Jose F. Delgado, PhD Candidate (he/him/his)
National Institutes of Health, Clinical Center/ Fischell Department of Bioengineering,University of Maryland - College Park
Disclosure(s): No financial relationships to disclose
Jenna Mueller, PhD
Fischell Department of Bioengineering, University of Maryland
To develop and characterize a thermosensitive gel imageable with X-ray and ultrasound for multimodality image-guided percutaneous hepatic drug delivery
Materials and Methods:
Poloxamer-based thermosensitive gel formulations with 40 mg I/ml (Visipaque 320) and perfluorobutane microbubbles were developed. Viscoelastic properties were characterized using a rheometer and gelation times measured using a vial inversion method. Gel distribution was assessed in ex vivo bovine livers in a 37 C° water bath. Three needle types were used: single end hole (SEHN, Chiba, Cook), multiple side hole (MSHN, Profusion, Cook), and multipronged injection needles (MPIN) (short and regular tip, Rex Medical). Gel (4 mL) was injected at 10 and 100 ml/h with all needles, and 1000 ml/h in the SEHN and MSHN. For the MPIN, 4 mL injections were also performed during stepwise needle retraction from 2 to 0 cm, tip-to-tip distance, (short tip) and 5 to 0 cm (regular tip) at 100 ml/h. Gel distribution in 2D and 3D was assessed with US and cone beam CT (CBCT). Gels (0.02, 2, and 10 mg/ml doxorubicin (DOX); 40 mg I/ml) were injected in liver using the same needle types and infusion rates. US and CBCT images were compared with optical imaging of DOX distribution.
Results: The gel was liquid at room temperature allowing needle injection and solidified in 12 sec at 37 °C. Injections at 10, 100, and 1000 ml/h were localized with sphericities, solidities, and circularities of 0.9 for SEHN and MSHN regardless of the infusion rates. For MPIN, the morphology depended on injection technique. The gel shape was conical with retraction from 2 to 0 cm while retraction from 5 to 0 cm produced three bead chains connected to a vertex (pyramidal-like). The surface area of the delivered gel was dependent on the MPIN injection technique: 15 cm2 and 19 cm2 for 2 to 0 cm and 5 to 0 cm, respectively. The DOX distribution on optical imaging correlated with US and CBCT and was more homogeneous with MSHN than SEHN.

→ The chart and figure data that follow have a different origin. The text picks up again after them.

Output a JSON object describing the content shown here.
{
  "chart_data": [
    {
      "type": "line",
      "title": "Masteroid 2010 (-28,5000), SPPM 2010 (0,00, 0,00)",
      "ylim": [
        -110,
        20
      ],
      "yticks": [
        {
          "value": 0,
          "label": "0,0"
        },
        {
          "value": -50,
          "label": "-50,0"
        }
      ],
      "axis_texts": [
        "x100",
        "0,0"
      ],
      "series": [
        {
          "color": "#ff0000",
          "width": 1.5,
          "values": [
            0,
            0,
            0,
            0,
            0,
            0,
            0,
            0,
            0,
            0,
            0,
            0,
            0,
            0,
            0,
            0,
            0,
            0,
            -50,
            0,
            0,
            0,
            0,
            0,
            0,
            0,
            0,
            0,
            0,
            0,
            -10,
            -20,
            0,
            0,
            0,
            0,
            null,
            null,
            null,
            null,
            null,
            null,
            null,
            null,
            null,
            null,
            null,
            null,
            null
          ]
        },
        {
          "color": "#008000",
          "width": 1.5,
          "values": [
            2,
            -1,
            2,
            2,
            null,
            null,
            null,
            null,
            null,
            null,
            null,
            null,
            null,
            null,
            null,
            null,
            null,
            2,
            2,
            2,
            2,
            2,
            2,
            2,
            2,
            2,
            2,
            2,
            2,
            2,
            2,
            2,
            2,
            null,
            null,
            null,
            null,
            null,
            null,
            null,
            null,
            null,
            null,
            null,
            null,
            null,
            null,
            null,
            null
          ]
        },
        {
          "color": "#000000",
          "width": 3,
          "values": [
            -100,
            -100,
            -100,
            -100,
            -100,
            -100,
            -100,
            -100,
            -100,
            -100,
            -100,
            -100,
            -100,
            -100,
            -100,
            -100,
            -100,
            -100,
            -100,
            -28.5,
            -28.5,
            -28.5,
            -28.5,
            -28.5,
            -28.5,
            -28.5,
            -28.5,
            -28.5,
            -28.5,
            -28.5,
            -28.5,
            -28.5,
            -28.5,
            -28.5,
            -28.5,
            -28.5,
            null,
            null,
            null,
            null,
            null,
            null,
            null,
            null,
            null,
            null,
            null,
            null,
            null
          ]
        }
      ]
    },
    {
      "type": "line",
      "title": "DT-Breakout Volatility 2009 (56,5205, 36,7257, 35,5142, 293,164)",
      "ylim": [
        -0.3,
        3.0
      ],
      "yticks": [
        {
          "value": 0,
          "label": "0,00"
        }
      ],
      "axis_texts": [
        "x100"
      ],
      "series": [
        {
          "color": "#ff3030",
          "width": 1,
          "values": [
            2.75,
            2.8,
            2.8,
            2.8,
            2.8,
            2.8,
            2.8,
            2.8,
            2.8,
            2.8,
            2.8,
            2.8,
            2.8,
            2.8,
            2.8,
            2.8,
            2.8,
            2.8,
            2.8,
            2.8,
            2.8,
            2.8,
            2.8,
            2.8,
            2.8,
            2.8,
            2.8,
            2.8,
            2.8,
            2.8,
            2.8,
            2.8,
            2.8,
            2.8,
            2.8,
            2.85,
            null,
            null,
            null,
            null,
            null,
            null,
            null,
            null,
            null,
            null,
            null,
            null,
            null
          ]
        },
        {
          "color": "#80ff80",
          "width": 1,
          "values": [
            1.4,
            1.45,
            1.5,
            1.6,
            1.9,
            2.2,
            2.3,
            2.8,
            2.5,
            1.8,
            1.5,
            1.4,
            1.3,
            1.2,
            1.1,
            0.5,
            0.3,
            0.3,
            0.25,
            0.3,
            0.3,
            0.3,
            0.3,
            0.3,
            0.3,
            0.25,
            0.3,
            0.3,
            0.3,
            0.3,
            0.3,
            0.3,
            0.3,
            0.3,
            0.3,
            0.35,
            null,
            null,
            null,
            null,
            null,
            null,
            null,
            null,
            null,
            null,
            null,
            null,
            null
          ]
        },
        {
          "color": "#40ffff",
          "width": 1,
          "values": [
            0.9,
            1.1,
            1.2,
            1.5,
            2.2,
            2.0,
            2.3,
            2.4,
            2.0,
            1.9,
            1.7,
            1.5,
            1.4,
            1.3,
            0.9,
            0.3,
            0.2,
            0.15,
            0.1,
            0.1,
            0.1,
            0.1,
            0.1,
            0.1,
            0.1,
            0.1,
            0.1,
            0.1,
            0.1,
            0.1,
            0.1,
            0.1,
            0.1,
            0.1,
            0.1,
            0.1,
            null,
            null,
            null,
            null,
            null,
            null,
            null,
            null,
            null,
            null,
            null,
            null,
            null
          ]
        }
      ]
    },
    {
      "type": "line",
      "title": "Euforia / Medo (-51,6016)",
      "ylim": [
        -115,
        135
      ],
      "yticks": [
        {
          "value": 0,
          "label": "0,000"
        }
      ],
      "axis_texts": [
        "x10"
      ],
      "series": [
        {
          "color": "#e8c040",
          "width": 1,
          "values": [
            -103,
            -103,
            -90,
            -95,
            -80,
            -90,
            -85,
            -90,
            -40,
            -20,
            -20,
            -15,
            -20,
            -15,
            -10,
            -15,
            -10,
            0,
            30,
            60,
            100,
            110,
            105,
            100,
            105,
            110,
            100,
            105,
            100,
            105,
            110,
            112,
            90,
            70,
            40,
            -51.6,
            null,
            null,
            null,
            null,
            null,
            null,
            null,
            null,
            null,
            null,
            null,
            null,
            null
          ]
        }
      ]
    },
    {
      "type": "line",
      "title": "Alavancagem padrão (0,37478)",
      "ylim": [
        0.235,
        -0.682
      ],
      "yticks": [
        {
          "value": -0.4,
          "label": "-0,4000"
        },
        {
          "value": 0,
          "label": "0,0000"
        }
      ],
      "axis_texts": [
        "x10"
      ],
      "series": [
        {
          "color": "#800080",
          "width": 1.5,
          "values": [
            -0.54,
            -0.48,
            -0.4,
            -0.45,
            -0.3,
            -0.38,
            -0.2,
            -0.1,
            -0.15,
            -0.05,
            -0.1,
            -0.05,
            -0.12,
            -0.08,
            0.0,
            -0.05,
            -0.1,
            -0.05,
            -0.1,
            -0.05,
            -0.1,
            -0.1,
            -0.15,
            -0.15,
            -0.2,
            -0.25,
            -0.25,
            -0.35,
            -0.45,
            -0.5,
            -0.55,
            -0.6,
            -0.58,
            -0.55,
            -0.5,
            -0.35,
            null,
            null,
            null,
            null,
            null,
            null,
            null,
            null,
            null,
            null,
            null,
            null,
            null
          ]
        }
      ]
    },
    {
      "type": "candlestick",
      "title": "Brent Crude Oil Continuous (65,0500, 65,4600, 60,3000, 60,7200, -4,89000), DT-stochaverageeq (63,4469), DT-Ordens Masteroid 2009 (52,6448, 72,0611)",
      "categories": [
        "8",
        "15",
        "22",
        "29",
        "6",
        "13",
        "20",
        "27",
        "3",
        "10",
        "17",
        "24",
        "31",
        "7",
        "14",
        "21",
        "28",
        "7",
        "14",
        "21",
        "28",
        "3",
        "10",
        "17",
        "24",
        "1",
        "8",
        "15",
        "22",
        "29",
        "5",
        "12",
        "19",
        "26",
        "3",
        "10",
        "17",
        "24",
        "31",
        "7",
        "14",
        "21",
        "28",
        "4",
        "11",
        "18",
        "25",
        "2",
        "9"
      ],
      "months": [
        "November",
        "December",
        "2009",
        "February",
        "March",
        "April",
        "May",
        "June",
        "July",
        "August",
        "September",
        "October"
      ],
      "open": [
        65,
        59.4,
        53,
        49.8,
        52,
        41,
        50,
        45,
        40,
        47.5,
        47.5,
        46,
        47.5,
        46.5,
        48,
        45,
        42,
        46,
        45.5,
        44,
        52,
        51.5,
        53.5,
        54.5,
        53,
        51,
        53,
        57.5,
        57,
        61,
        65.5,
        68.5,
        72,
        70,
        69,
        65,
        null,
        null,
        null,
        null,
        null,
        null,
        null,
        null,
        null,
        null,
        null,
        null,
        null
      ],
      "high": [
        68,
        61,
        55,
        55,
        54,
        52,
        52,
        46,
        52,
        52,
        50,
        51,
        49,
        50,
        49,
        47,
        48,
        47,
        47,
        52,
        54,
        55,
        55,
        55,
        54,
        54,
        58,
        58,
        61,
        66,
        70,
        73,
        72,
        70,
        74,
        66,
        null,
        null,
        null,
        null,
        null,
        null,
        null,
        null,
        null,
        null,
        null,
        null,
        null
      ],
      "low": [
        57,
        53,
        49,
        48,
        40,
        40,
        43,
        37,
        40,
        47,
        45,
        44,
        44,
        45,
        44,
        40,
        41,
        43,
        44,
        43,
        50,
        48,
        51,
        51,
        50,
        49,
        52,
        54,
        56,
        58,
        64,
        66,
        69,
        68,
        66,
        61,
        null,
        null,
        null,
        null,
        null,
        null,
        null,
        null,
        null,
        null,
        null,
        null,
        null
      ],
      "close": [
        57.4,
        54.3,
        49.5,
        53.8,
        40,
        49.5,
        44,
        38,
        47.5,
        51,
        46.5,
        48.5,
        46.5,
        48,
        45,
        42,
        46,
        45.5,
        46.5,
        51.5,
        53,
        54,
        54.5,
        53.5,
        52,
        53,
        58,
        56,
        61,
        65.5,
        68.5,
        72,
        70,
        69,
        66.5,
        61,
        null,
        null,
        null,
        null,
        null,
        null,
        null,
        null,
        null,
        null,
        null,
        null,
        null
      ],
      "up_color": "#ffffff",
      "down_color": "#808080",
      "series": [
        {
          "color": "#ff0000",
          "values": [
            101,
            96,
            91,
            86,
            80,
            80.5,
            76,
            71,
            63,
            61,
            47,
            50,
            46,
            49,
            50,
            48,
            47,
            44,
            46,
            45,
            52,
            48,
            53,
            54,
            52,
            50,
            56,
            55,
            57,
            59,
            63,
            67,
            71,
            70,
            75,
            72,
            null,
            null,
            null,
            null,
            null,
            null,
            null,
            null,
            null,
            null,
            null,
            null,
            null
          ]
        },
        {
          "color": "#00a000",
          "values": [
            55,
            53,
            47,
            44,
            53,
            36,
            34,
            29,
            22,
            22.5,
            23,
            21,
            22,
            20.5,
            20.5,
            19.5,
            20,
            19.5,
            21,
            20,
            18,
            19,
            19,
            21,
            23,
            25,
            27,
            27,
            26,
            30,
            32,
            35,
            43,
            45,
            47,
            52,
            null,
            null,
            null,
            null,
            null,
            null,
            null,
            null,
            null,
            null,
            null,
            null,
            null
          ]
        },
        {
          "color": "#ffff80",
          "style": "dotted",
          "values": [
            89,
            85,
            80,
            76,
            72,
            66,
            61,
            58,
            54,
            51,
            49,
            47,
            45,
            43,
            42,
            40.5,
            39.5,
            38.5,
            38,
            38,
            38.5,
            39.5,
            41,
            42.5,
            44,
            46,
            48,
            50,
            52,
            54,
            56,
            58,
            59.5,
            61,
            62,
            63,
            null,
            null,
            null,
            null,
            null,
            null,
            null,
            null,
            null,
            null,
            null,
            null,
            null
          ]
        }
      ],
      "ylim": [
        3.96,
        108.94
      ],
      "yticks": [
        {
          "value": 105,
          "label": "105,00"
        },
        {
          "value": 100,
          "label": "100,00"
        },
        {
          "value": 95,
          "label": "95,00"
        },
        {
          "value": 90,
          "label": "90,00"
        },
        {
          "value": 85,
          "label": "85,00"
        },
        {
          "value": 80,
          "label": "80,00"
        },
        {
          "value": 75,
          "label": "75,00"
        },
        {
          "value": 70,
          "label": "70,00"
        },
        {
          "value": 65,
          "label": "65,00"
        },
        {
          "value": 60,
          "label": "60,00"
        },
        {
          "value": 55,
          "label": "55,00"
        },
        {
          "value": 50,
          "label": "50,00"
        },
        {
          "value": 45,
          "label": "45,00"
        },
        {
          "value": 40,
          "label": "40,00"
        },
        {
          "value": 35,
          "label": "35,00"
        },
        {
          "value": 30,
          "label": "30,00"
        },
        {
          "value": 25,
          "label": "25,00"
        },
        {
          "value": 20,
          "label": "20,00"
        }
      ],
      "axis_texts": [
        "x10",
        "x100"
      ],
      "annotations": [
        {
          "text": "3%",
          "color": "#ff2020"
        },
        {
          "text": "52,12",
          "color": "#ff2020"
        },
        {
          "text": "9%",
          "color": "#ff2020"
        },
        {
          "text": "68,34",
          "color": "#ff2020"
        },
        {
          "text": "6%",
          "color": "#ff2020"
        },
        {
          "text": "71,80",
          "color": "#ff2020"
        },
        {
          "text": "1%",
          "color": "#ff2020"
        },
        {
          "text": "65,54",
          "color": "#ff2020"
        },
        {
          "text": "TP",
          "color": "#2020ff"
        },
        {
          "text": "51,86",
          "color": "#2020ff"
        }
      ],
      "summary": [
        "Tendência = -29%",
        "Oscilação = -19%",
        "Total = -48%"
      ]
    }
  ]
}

Conclusion: The X-ray and US imageable gel permits the use of both imaging methods for image-guided intratumoral drug delivery in the liver. This may allow more focused, accurate, predictable, and sustained delivery of drugs to the liver, whether immuno- or chemotherapeutics, compared to injection of free drug. Injection tools and techniques had high impact upon gel distribution and surface area of the deposited material and thus drug distribution.